Up the mountain with Edward Abbey – III

Posted by Ken Campbell October 12, 2010 0 Comment 1244 views


I often have difficulty getting to sleep at altitude, a combination of over-exhaustion and anxiety, and the night spent at Camp Schurmann is no exception. What keeps me awake on this occasion, however, is the wind. It begins shortly after we crawl into bed, just small puffs of a breeze at first, but it doesn’t take long for it to build into a raging blast. I fall in and out of fitful slumber, twenty minutes here, half-an-hour there, as do Tony and Dustin. The noise is deafening inside the tent and, as the wind buffets it about, we are thankful we have remembered to affix the extra guy lines to its sides before we turned in. We sleep through the alarms or, more likely, aren’t able to hear them above the crackling of the tent fabric. When I finally pull one of the watches over near my face, and turn on my headlamp, I am jolted full-awake by the hands on the watch face: 1:20 am. We’ve overslept.
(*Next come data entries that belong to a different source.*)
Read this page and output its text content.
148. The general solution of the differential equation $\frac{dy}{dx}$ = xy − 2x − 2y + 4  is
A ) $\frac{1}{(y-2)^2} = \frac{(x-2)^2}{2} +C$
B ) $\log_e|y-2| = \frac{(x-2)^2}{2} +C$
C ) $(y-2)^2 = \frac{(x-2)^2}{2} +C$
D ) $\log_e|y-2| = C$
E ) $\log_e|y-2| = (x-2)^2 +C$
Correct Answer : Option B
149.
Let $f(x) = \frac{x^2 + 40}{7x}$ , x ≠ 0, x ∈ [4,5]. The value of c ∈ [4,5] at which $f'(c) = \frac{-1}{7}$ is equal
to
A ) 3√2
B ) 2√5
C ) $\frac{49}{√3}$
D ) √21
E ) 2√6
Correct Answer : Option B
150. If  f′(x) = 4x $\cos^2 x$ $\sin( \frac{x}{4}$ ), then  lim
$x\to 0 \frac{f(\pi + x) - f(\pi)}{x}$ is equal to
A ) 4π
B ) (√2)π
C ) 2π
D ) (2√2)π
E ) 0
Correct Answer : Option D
We crawl out of our nylon cocoon into the blast of air. Dust and dirt swirl around us, filling our noses, eyes and ears as we take stock of the situation. A large lenticular cloud hovers on the peak, obscuring the summit, a sign of even more vigorous winds up top. We discuss the wisdom of continuing.

It is one of the hardest decisions to make, especially at this time of the morning, whether to go up the mountain as planned or turn in retreat, assuring ourselves that the mountain will be there for us another day. If we continue the ascent, our pace would be slowed, our footing less secure, in this infernal wind. I think of others who have chosen poorly in their decisions on this mountain: Willi Unsoeld, a veteran of the Himalayas and a world-renowned mountaineer, and Janie Diepenbrock, who died in a fall on the Ingraham glacier, in similar conditions, during an Evergreen State College trip in 1979; twenty-four-year-old David Taylor, who was caught in a storm in 1974, buried in an avalanche, and whose body has never been recovered. Most of all, I think of Delmar Fadden, a headstrong and energetic youth of twenty-two, who died in a fall on the Emmons glacier, just a few thousand feet up from where we stand now, during a solo climb in the winter of 1936. Fadden had a wealth of experience in the mountains despite his tender years, and knew well the dangers inherent in the climbing environment. The mountain had its own plans for him, however, and for reasons we can never know, he became a statistic. Perhaps he failed to listen to what the mountain was telling him.

We decide to light the stove, brew some hot chocolate, and see if the storm abates before making our final decision. Rather than risk an open flame in the swaying tent, we find a calm area in the lee of the shelter and take advantage of the eddy behind the wall. Soon, water is boiling, and the hot liquid is warming our chilled insides.

Instead of dying down, the wind increases in its fury, blowing perhaps forty or fifty miles-an-hour, with even more vigorous gusts. We return to the tents to sleep until dawn after we conclude that the summit will have to wait for us to return another time. We will descend in the morning, going out the way we came, back to the car, back to the world.

What is it that pushes us to these places? I still want to know. Why do we forsake the modern conveniences that have taken civilization so many years to perfect, to while away our precious time fighting gravity? “There comes a day when a man must hide. Must slip away from the human world and its clutching, insane and insatiable demands.” That’s a fact, Mr. Abbey. That sums it up.

“Every time I go anywhere out in the desert or the mountains, I wonder why I ever go back. I wonder why I should return. Someday I won’t.”